中文摘要：

像成纤维细胞的 synoviocytes (FLS ) 在风湿性关节炎(RA ) 贡献 synovial 增生。Smoothened (Smo ) 是发信号的声音的刺猬(嘘) 的一个关键部件并且贡献肿瘤房间增长。这研究的目的是在 RA synoviocyte 增长调查 Smo 的角色。FLS 从 RA synovium 被孤立。发信号的嘘用一个 Smo 对手(GDC-0449 ) 和在 FLS 指向 Smo 基因的小介入 RNA (siRNA ) 被学习。房间增长被使用 kit-8 试金和房间周期分发确定， apoptosis 被流动 cytometry 评估。房间周期相关的基因和蛋白质被即时 PCR 和西方的污点检测。与 GDC-0449 或 Smo-siRNA 对待的 FLS 与控制相比显示出显著地减少的增长(P <； 0.05 ) 。有 GDC-0449 的孵化或有 Smo-siRNA 的 transfection 与控制相比导致了 G ₁ 阶段房间的重要增加(P <； 0.05 ) 。房间周期拘捕被 cyclin D1 和 E1 mRNA 表示的重要增加验证，在在 Smo-siRNA transfected 房间的 cyclin 依赖的 kinase p21 mRNA 表示的减少(P <； 0.05 ) 。cyclin D1 的蛋白质表示也是在 Smo 基因以后的 downregulated 击倒(P <； 0.05 ) 。结果建议发信号的嘘以一种 Smo 依赖的方式在 RA-FLSs 增长起一个重要作用并且可以贡献 synovial 增生。指向嘘发信号可以帮助与 RA 在病人控制联合损坏。

英文摘要：

Fibroblast-like synoviocytes （FLSs） contribute to synovial hyperplasia in rheumatoid arthritis （RA）. Smoothened （Smo） is a key component of sonic hedgehog （Shh） signaling and contributes to tumor cell proliferation. The objective of this study was to investigate the role of Smo in RA synoviocyte proliferation. FLSs were isolated from RA synovium. Shh signaling was studied using a Smo antagonist （GDC-0449） and small interfering RNA （siRNA） targeting the Smo gene in FLSs. Cell proliferation was quantified by using kit-8 assay and cell cycle distribution and apoptosis were evaluated by flow cytometry. Cell cycle-related genes and proteins were detected by real-time PCR and western blot.
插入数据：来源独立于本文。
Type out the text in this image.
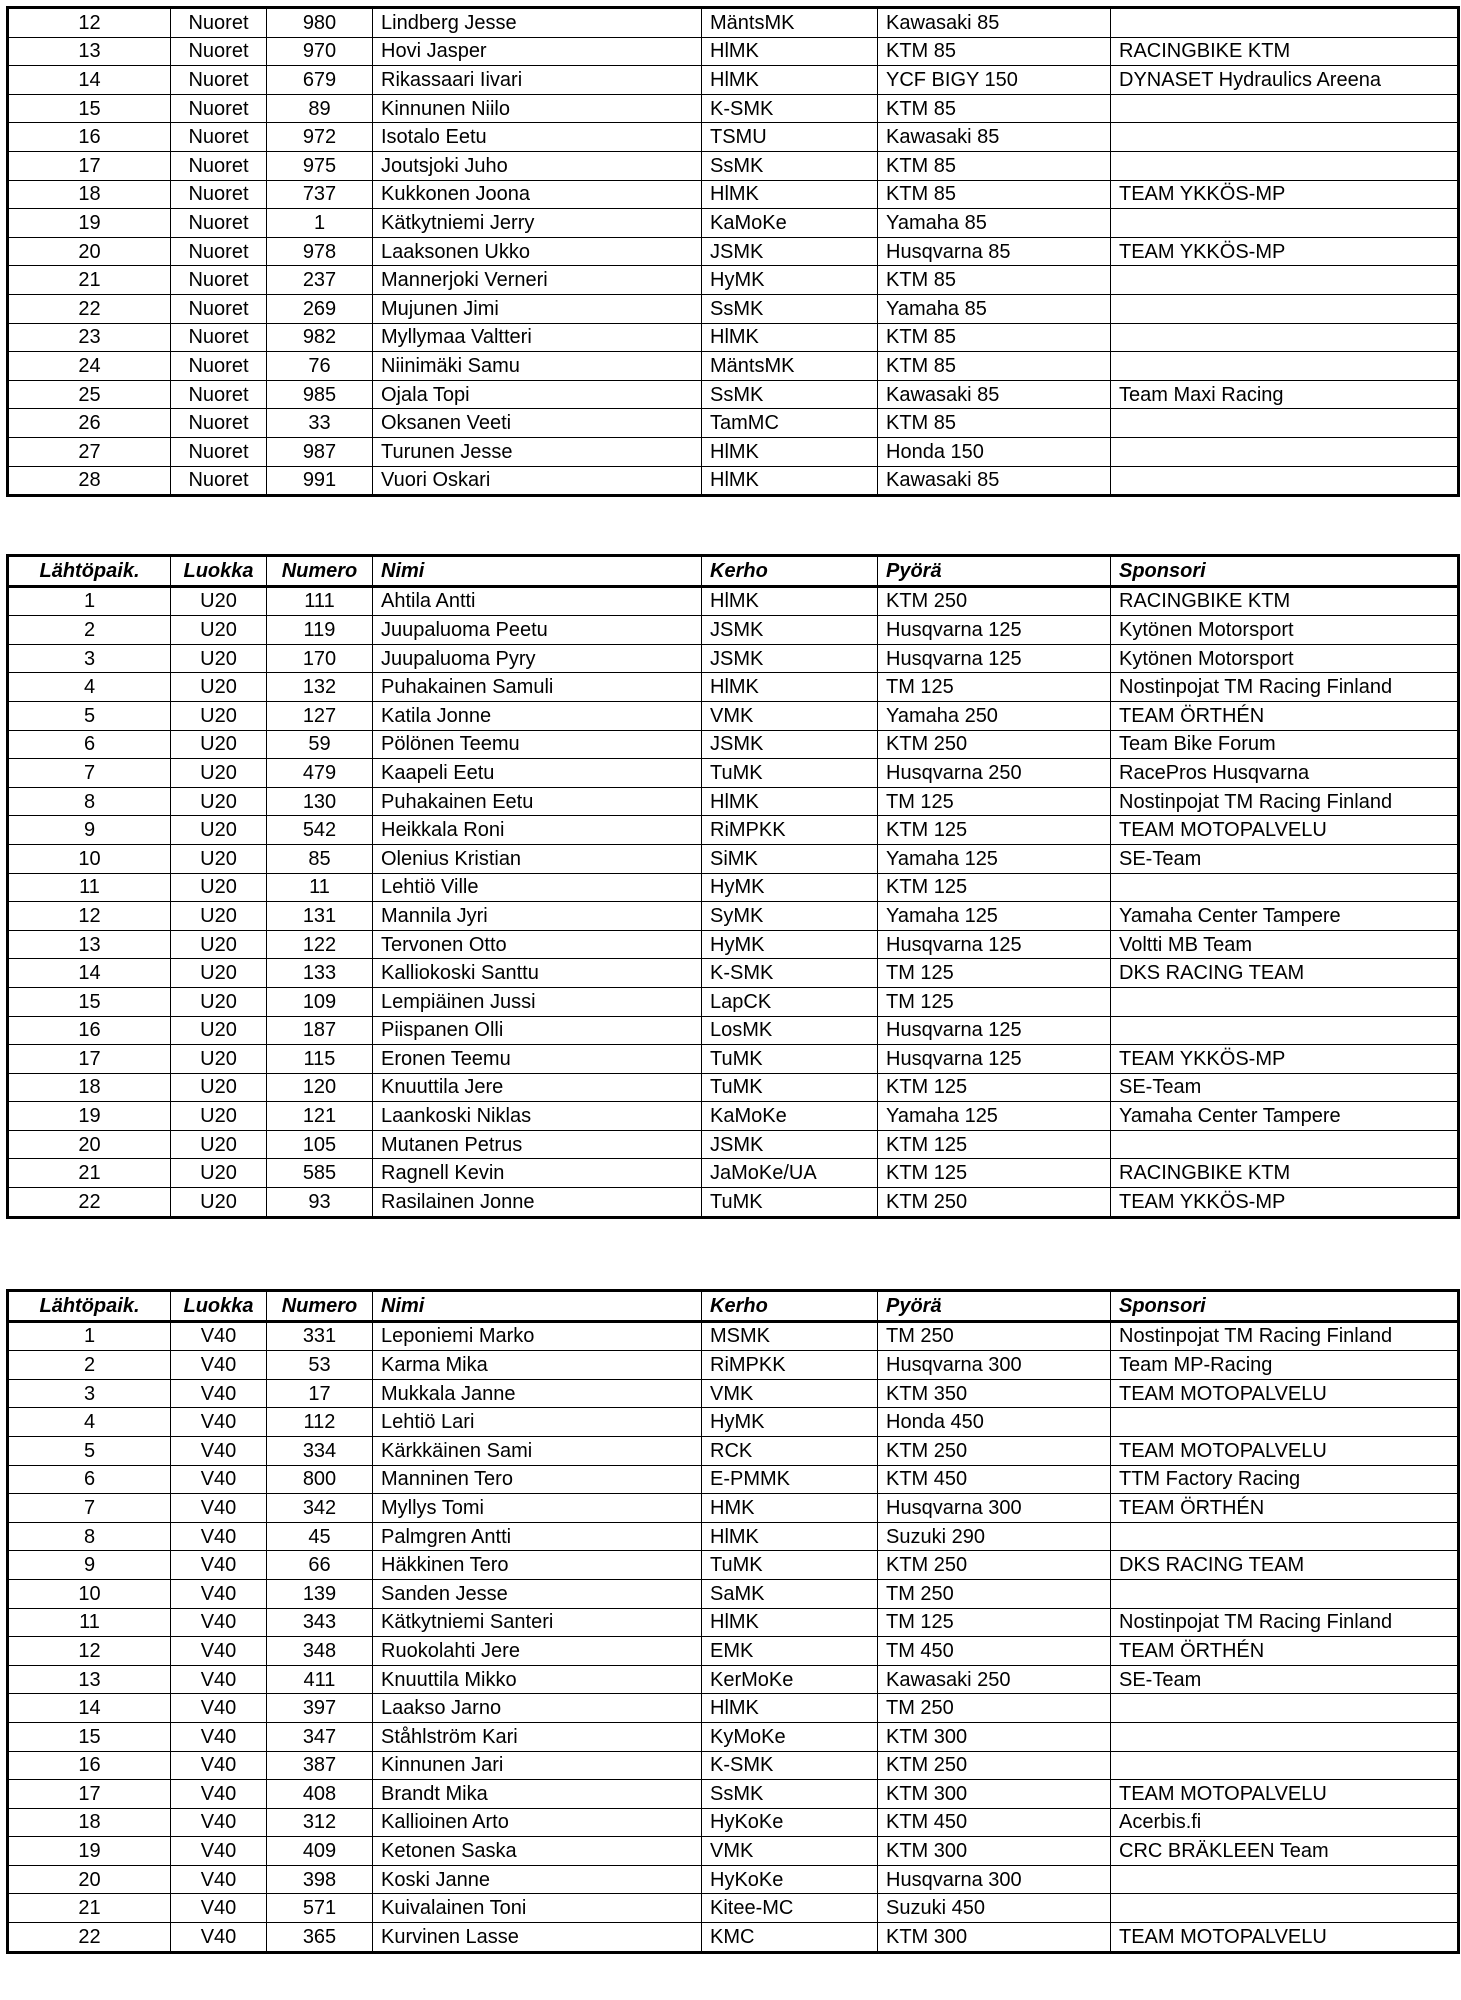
12	Nuoret	980	Lindberg Jesse	MäntsMK	Kawasaki 85	
13	Nuoret	970	Hovi Jasper	HlMK	KTM 85	RACINGBIKE KTM
14	Nuoret	679	Rikassaari Iivari	HlMK	YCF BIGY 150	DYNASET Hydraulics Areena
15	Nuoret	89	Kinnunen Niilo	K-SMK	KTM 85	
16	Nuoret	972	Isotalo Eetu	TSMU	Kawasaki 85	
17	Nuoret	975	Joutsjoki Juho	SsMK	KTM 85	
18	Nuoret	737	Kukkonen Joona	HlMK	KTM 85	TEAM YKKÖS-MP
19	Nuoret	1	Kätkytniemi Jerry	KaMoKe	Yamaha 85	
20	Nuoret	978	Laaksonen Ukko	JSMK	Husqvarna 85	TEAM YKKÖS-MP
21	Nuoret	237	Mannerjoki Verneri	HyMK	KTM 85	
22	Nuoret	269	Mujunen Jimi	SsMK	Yamaha 85	
23	Nuoret	982	Myllymaa Valtteri	HlMK	KTM 85	
24	Nuoret	76	Niinimäki Samu	MäntsMK	KTM 85	
25	Nuoret	985	Ojala Topi	SsMK	Kawasaki 85	Team Maxi Racing
26	Nuoret	33	Oksanen Veeti	TamMC	KTM 85	
27	Nuoret	987	Turunen Jesse	HlMK	Honda 150	
28	Nuoret	991	Vuori Oskari	HlMK	Kawasaki 85	
Lähtöpaik.	Luokka	Numero	Nimi	Kerho	Pyörä	Sponsori
1	U20	111	Ahtila Antti	HlMK	KTM 250	RACINGBIKE KTM
2	U20	119	Juupaluoma Peetu	JSMK	Husqvarna 125	Kytönen Motorsport
3	U20	170	Juupaluoma Pyry	JSMK	Husqvarna 125	Kytönen Motorsport
4	U20	132	Puhakainen Samuli	HlMK	TM 125	Nostinpojat TM Racing Finland
5	U20	127	Katila Jonne	VMK	Yamaha 250	TEAM ÖRTHÉN
6	U20	59	Pölönen Teemu	JSMK	KTM 250	Team Bike Forum
7	U20	479	Kaapeli Eetu	TuMK	Husqvarna 250	RacePros Husqvarna
8	U20	130	Puhakainen Eetu	HlMK	TM 125	Nostinpojat TM Racing Finland
9	U20	542	Heikkala Roni	RiMPKK	KTM 125	TEAM MOTOPALVELU
10	U20	85	Olenius Kristian	SiMK	Yamaha 125	SE-Team
11	U20	11	Lehtiö Ville	HyMK	KTM 125	
12	U20	131	Mannila Jyri	SyMK	Yamaha 125	Yamaha Center Tampere
13	U20	122	Tervonen Otto	HyMK	Husqvarna 125	Voltti MB Team
14	U20	133	Kalliokoski Santtu	K-SMK	TM 125	DKS RACING TEAM
15	U20	109	Lempiäinen Jussi	LapCK	TM 125	
16	U20	187	Piispanen Olli	LosMK	Husqvarna 125	
17	U20	115	Eronen Teemu	TuMK	Husqvarna 125	TEAM YKKÖS-MP
18	U20	120	Knuuttila Jere	TuMK	KTM 125	SE-Team
19	U20	121	Laankoski Niklas	KaMoKe	Yamaha 125	Yamaha Center Tampere
20	U20	105	Mutanen Petrus	JSMK	KTM 125	
21	U20	585	Ragnell Kevin	JaMoKe/UA	KTM 125	RACINGBIKE KTM
22	U20	93	Rasilainen Jonne	TuMK	KTM 250	TEAM YKKÖS-MP
Lähtöpaik.	Luokka	Numero	Nimi	Kerho	Pyörä	Sponsori
1	V40	331	Leponiemi Marko	MSMK	TM 250	Nostinpojat TM Racing Finland
2	V40	53	Karma Mika	RiMPKK	Husqvarna 300	Team MP-Racing
3	V40	17	Mukkala Janne	VMK	KTM 350	TEAM MOTOPALVELU
4	V40	112	Lehtiö Lari	HyMK	Honda 450	
5	V40	334	Kärkkäinen Sami	RCK	KTM 250	TEAM MOTOPALVELU
6	V40	800	Manninen Tero	E-PMMK	KTM 450	TTM Factory Racing
7	V40	342	Myllys Tomi	HMK	Husqvarna 300	TEAM ÖRTHÉN
8	V40	45	Palmgren Antti	HlMK	Suzuki 290	
9	V40	66	Häkkinen Tero	TuMK	KTM 250	DKS RACING TEAM
10	V40	139	Sanden Jesse	SaMK	TM 250	
11	V40	343	Kätkytniemi Santeri	HlMK	TM 125	Nostinpojat TM Racing Finland
12	V40	348	Ruokolahti Jere	EMK	TM 450	TEAM ÖRTHÉN
13	V40	411	Knuuttila Mikko	KerMoKe	Kawasaki 250	SE-Team
14	V40	397	Laakso Jarno	HlMK	TM 250	
15	V40	347	Ståhlström Kari	KyMoKe	KTM 300	
16	V40	387	Kinnunen Jari	K-SMK	KTM 250	
17	V40	408	Brandt Mika	SsMK	KTM 300	TEAM MOTOPALVELU
18	V40	312	Kallioinen Arto	HyKoKe	KTM 450	Acerbis.fi
19	V40	409	Ketonen Saska	VMK	KTM 300	CRC BRÄKLEEN Team
20	V40	398	Koski Janne	HyKoKe	Husqvarna 300	
21	V40	571	Kuivalainen Toni	Kitee-MC	Suzuki 450	
22	V40	365	Kurvinen Lasse	KMC	KTM 300	TEAM MOTOPALVELU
FLSs treated with GDC-0449 or Smo-siRNA showed significantly decreased proliferation compared to controls （P〈0.05）. Incubation with GDC-0449 or transfection with Smo-siRNA resulted in a significant increase of G1 phase cells compared to controls （P 〈 0.05）. Cell cycle arrest was validated by the significant increase in cyclin D1 and E1 mRNA expression, decrease in cyclin-dependent kinase p21 mRNA expression in Smo-siRNA transfected cells （P 〈 0.05）. Protein expression of cyclin D1 was also downregulated after Smo gene knockdown （P 〈0.05）.The results suggest that Shh signaling plays an important role in RA-FLSs proliferation in a Smo-dependent manner and may contribute to synovial hyperplasia. Targeting Shh signaling may help control joint damage in patients with RA.